Yes, however ARM Cortex-A9 MPCore can support up to four cores. The current A5 SoC has two.
Thus, the Apple A6 could be a quad-core ARM Cortex-A9 MPCore based design.
AnandTech has a good article about what to expect from the A6 processor.
http://www.anandtech.com/show/4971/apple-iphone-4s-review-att-verizon/7 (note: numbers in this article are for the iPhone's A5 processor - the A5 processor in the iPad has higher clockspeeds).
It's really about expected that the A6 processor will be produced at a 28nm/32nm line (because Samsung and others are dumping the 45 nm line). This would allow a thinner, smaller processor which generates less heat and uses less energy. If Apple goes for a quad-core processor, it is very well possible it might use less energy than the current A5 processor.
If we look at the architecture, really anything is possible. Apple has never stuck on the same architecture for more than two generations, but it's too soon to get a good pattern. It will be either the Cortex A9 architecture or the Cortex A15 architecture.
CPU clock? No one really knows right now. If the A6 processor indeed turns out to be a quad-core processor, than it's likely it's clocked at 1 GHz for iPad 3 and 800 MHz for iPhone 6. If the A6 processor turns out to be, for example, a dual core cortex A15-processor, than it could stay clocked at 1 GHz (A15 architecture is faster than the A9 architecture at the same clock speed) or it could be higher.
There are really lots of possibilities for the A6 processor. Apple
could, however, play it very aggressively. Most companies try to avoid to move to a new process (like from 45 nm to 32 nm) ánd architecture at the same time. Apple, however, has already done so in the past: with the iPhone 3GS they moved from a 90nm process to 65nm process and they went from the ARM11 architecture to the Cortex A8 architecture.
If Apple is going to pull of a similar trick with the A6 processor, than that is great for us: the iPhone 3GS probably wouldn't have gotten iOS 5 if it had the old ARM11 architecture - even at the same clock speed. A new architecture would be very advantageous for us.
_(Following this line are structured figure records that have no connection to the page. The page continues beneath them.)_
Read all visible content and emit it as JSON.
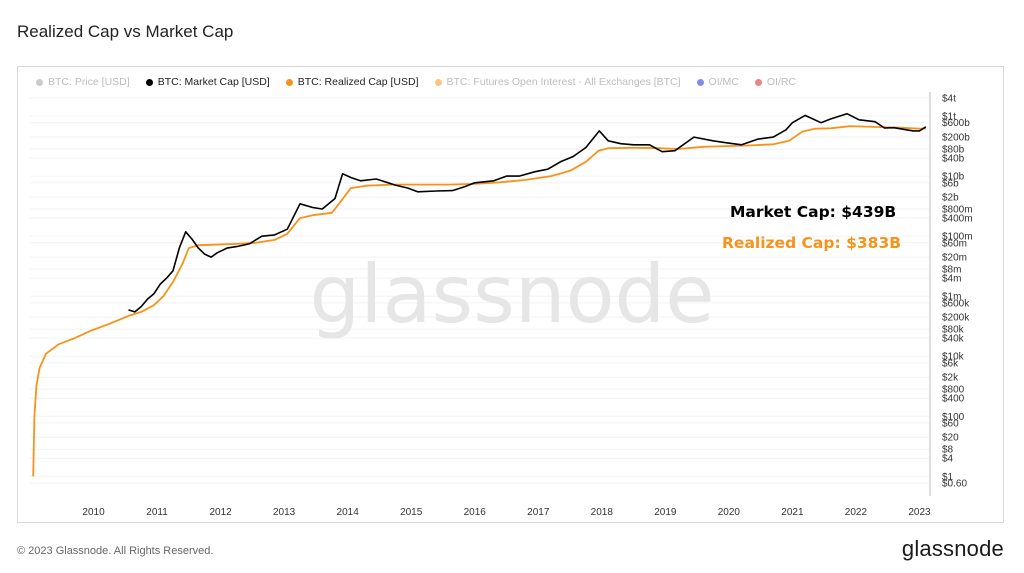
{
  "page": {
    "title": "Realized Cap vs Market Cap"
  },
  "legend": {
    "items": [
      {
        "label": "BTC: Price [USD]",
        "color": "#9e9e9e",
        "active": false
      },
      {
        "label": "BTC: Market Cap [USD]",
        "color": "#000000",
        "active": true
      },
      {
        "label": "BTC: Realized Cap [USD]",
        "color": "#f7931a",
        "active": true
      },
      {
        "label": "BTC: Futures Open Interest - All Exchanges [BTC]",
        "color": "#f7931a",
        "active": false
      },
      {
        "label": "OI/MC",
        "color": "#1d2bd6",
        "active": false
      },
      {
        "label": "OI/RC",
        "color": "#e01e1e",
        "active": false
      }
    ]
  },
  "annotations": {
    "market_cap": "Market Cap: $439B",
    "realized_cap": "Realized Cap: $383B"
  },
  "watermark": "glassnode",
  "footer": {
    "copyright": "© 2023 Glassnode. All Rights Reserved.",
    "logo": "glassnode"
  },
  "colors": {
    "market_cap": "#000000",
    "realized_cap": "#f7931a",
    "watermark": "#e6e6e6",
    "grid": "#f2f2f2"
  },
  "chart_data": {
    "type": "line",
    "title": "Realized Cap vs Market Cap",
    "y_scale": "log",
    "ylim": [
      0.3,
      4000000000000
    ],
    "xlim": [
      2009.0,
      2023.15
    ],
    "x_ticks": [
      2010,
      2011,
      2012,
      2013,
      2014,
      2015,
      2016,
      2017,
      2018,
      2019,
      2020,
      2021,
      2022,
      2023
    ],
    "y_ticks": [
      {
        "label": "$4t",
        "value": 4000000000000
      },
      {
        "label": "$1t",
        "value": 1000000000000
      },
      {
        "label": "$600b",
        "value": 600000000000
      },
      {
        "label": "$200b",
        "value": 200000000000
      },
      {
        "label": "$80b",
        "value": 80000000000
      },
      {
        "label": "$40b",
        "value": 40000000000
      },
      {
        "label": "$10b",
        "value": 10000000000
      },
      {
        "label": "$6b",
        "value": 6000000000
      },
      {
        "label": "$2b",
        "value": 2000000000
      },
      {
        "label": "$800m",
        "value": 800000000
      },
      {
        "label": "$400m",
        "value": 400000000
      },
      {
        "label": "$100m",
        "value": 100000000
      },
      {
        "label": "$60m",
        "value": 60000000
      },
      {
        "label": "$20m",
        "value": 20000000
      },
      {
        "label": "$8m",
        "value": 8000000
      },
      {
        "label": "$4m",
        "value": 4000000
      },
      {
        "label": "$1m",
        "value": 1000000
      },
      {
        "label": "$600k",
        "value": 600000
      },
      {
        "label": "$200k",
        "value": 200000
      },
      {
        "label": "$80k",
        "value": 80000
      },
      {
        "label": "$40k",
        "value": 40000
      },
      {
        "label": "$10k",
        "value": 10000
      },
      {
        "label": "$6k",
        "value": 6000
      },
      {
        "label": "$2k",
        "value": 2000
      },
      {
        "label": "$800",
        "value": 800
      },
      {
        "label": "$400",
        "value": 400
      },
      {
        "label": "$100",
        "value": 100
      },
      {
        "label": "$60",
        "value": 60
      },
      {
        "label": "$20",
        "value": 20
      },
      {
        "label": "$8",
        "value": 8
      },
      {
        "label": "$4",
        "value": 4
      },
      {
        "label": "$1",
        "value": 1
      },
      {
        "label": "$0.60",
        "value": 0.6
      }
    ],
    "series": [
      {
        "name": "BTC: Market Cap [USD]",
        "color": "#000000",
        "points": [
          [
            2010.55,
            350000
          ],
          [
            2010.65,
            300000
          ],
          [
            2010.75,
            450000
          ],
          [
            2010.85,
            800000
          ],
          [
            2010.95,
            1200000
          ],
          [
            2011.05,
            2500000
          ],
          [
            2011.15,
            4000000
          ],
          [
            2011.25,
            7000000
          ],
          [
            2011.35,
            40000000
          ],
          [
            2011.45,
            140000000
          ],
          [
            2011.55,
            80000000
          ],
          [
            2011.65,
            40000000
          ],
          [
            2011.75,
            25000000
          ],
          [
            2011.85,
            20000000
          ],
          [
            2011.95,
            28000000
          ],
          [
            2012.1,
            40000000
          ],
          [
            2012.25,
            45000000
          ],
          [
            2012.45,
            55000000
          ],
          [
            2012.65,
            100000000
          ],
          [
            2012.85,
            110000000
          ],
          [
            2013.05,
            170000000
          ],
          [
            2013.25,
            1200000000
          ],
          [
            2013.45,
            900000000
          ],
          [
            2013.6,
            800000000
          ],
          [
            2013.8,
            1800000000
          ],
          [
            2013.92,
            12000000000
          ],
          [
            2014.05,
            9000000000
          ],
          [
            2014.2,
            7000000000
          ],
          [
            2014.45,
            8000000000
          ],
          [
            2014.75,
            5000000000
          ],
          [
            2014.95,
            4000000000
          ],
          [
            2015.1,
            3000000000
          ],
          [
            2015.4,
            3200000000
          ],
          [
            2015.65,
            3300000000
          ],
          [
            2015.85,
            4500000000
          ],
          [
            2016.0,
            6000000000
          ],
          [
            2016.3,
            7000000000
          ],
          [
            2016.5,
            10000000000
          ],
          [
            2016.7,
            10000000000
          ],
          [
            2016.95,
            14000000000
          ],
          [
            2017.15,
            17000000000
          ],
          [
            2017.35,
            30000000000
          ],
          [
            2017.55,
            45000000000
          ],
          [
            2017.75,
            90000000000
          ],
          [
            2017.96,
            320000000000
          ],
          [
            2018.1,
            150000000000
          ],
          [
            2018.3,
            120000000000
          ],
          [
            2018.5,
            110000000000
          ],
          [
            2018.75,
            110000000000
          ],
          [
            2018.95,
            65000000000
          ],
          [
            2019.15,
            70000000000
          ],
          [
            2019.45,
            200000000000
          ],
          [
            2019.75,
            150000000000
          ],
          [
            2019.95,
            130000000000
          ],
          [
            2020.2,
            110000000000
          ],
          [
            2020.45,
            170000000000
          ],
          [
            2020.7,
            200000000000
          ],
          [
            2020.9,
            350000000000
          ],
          [
            2021.0,
            600000000000
          ],
          [
            2021.2,
            1050000000000
          ],
          [
            2021.45,
            600000000000
          ],
          [
            2021.6,
            800000000000
          ],
          [
            2021.86,
            1200000000000
          ],
          [
            2022.05,
            750000000000
          ],
          [
            2022.3,
            650000000000
          ],
          [
            2022.45,
            400000000000
          ],
          [
            2022.6,
            410000000000
          ],
          [
            2022.9,
            320000000000
          ],
          [
            2023.0,
            320000000000
          ],
          [
            2023.1,
            439000000000
          ]
        ]
      },
      {
        "name": "BTC: Realized Cap [USD]",
        "color": "#f7931a",
        "points": [
          [
            2009.05,
            1
          ],
          [
            2009.07,
            100
          ],
          [
            2009.1,
            1000
          ],
          [
            2009.15,
            4000
          ],
          [
            2009.25,
            12000
          ],
          [
            2009.45,
            25000
          ],
          [
            2009.7,
            40000
          ],
          [
            2009.95,
            70000
          ],
          [
            2010.25,
            120000
          ],
          [
            2010.55,
            220000
          ],
          [
            2010.75,
            300000
          ],
          [
            2010.95,
            500000
          ],
          [
            2011.1,
            1000000
          ],
          [
            2011.25,
            3000000
          ],
          [
            2011.4,
            12000000
          ],
          [
            2011.5,
            40000000
          ],
          [
            2011.65,
            50000000
          ],
          [
            2011.9,
            52000000
          ],
          [
            2012.25,
            55000000
          ],
          [
            2012.55,
            60000000
          ],
          [
            2012.85,
            75000000
          ],
          [
            2013.05,
            120000000
          ],
          [
            2013.25,
            400000000
          ],
          [
            2013.45,
            500000000
          ],
          [
            2013.75,
            600000000
          ],
          [
            2013.9,
            1500000000
          ],
          [
            2014.05,
            4000000000
          ],
          [
            2014.3,
            4800000000
          ],
          [
            2014.7,
            5200000000
          ],
          [
            2015.1,
            5200000000
          ],
          [
            2015.6,
            5200000000
          ],
          [
            2016.0,
            5500000000
          ],
          [
            2016.4,
            6200000000
          ],
          [
            2016.8,
            7500000000
          ],
          [
            2017.2,
            10000000000
          ],
          [
            2017.5,
            15000000000
          ],
          [
            2017.75,
            30000000000
          ],
          [
            2017.95,
            70000000000
          ],
          [
            2018.1,
            85000000000
          ],
          [
            2018.5,
            88000000000
          ],
          [
            2018.9,
            85000000000
          ],
          [
            2019.2,
            80000000000
          ],
          [
            2019.6,
            95000000000
          ],
          [
            2019.95,
            100000000000
          ],
          [
            2020.3,
            105000000000
          ],
          [
            2020.7,
            115000000000
          ],
          [
            2020.95,
            150000000000
          ],
          [
            2021.15,
            300000000000
          ],
          [
            2021.35,
            380000000000
          ],
          [
            2021.6,
            390000000000
          ],
          [
            2021.9,
            460000000000
          ],
          [
            2022.1,
            450000000000
          ],
          [
            2022.4,
            430000000000
          ],
          [
            2022.7,
            410000000000
          ],
          [
            2023.0,
            380000000000
          ],
          [
            2023.1,
            383000000000
          ]
        ]
      }
    ]
  }
}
GPU wise? No one really knows.
I think that Apple really wanted to put a retina display in last year's iPad 2. If we're looking at the facts, the GPU in the iPad 2 is really powerful and it could have easily run a retina display while keeping the same performance.
The question is if Apple is going to do this again. Apple didn't change the GPU from iPhone 3GS to iPhone 4, yet the iPhone 4 pushes four times as many pixels. So iPad 3 might not become any more powerful, GPU wise, at all.
Obviously, I do hope Apple puts in a much better GPU: this allows for better performance at higher resolution.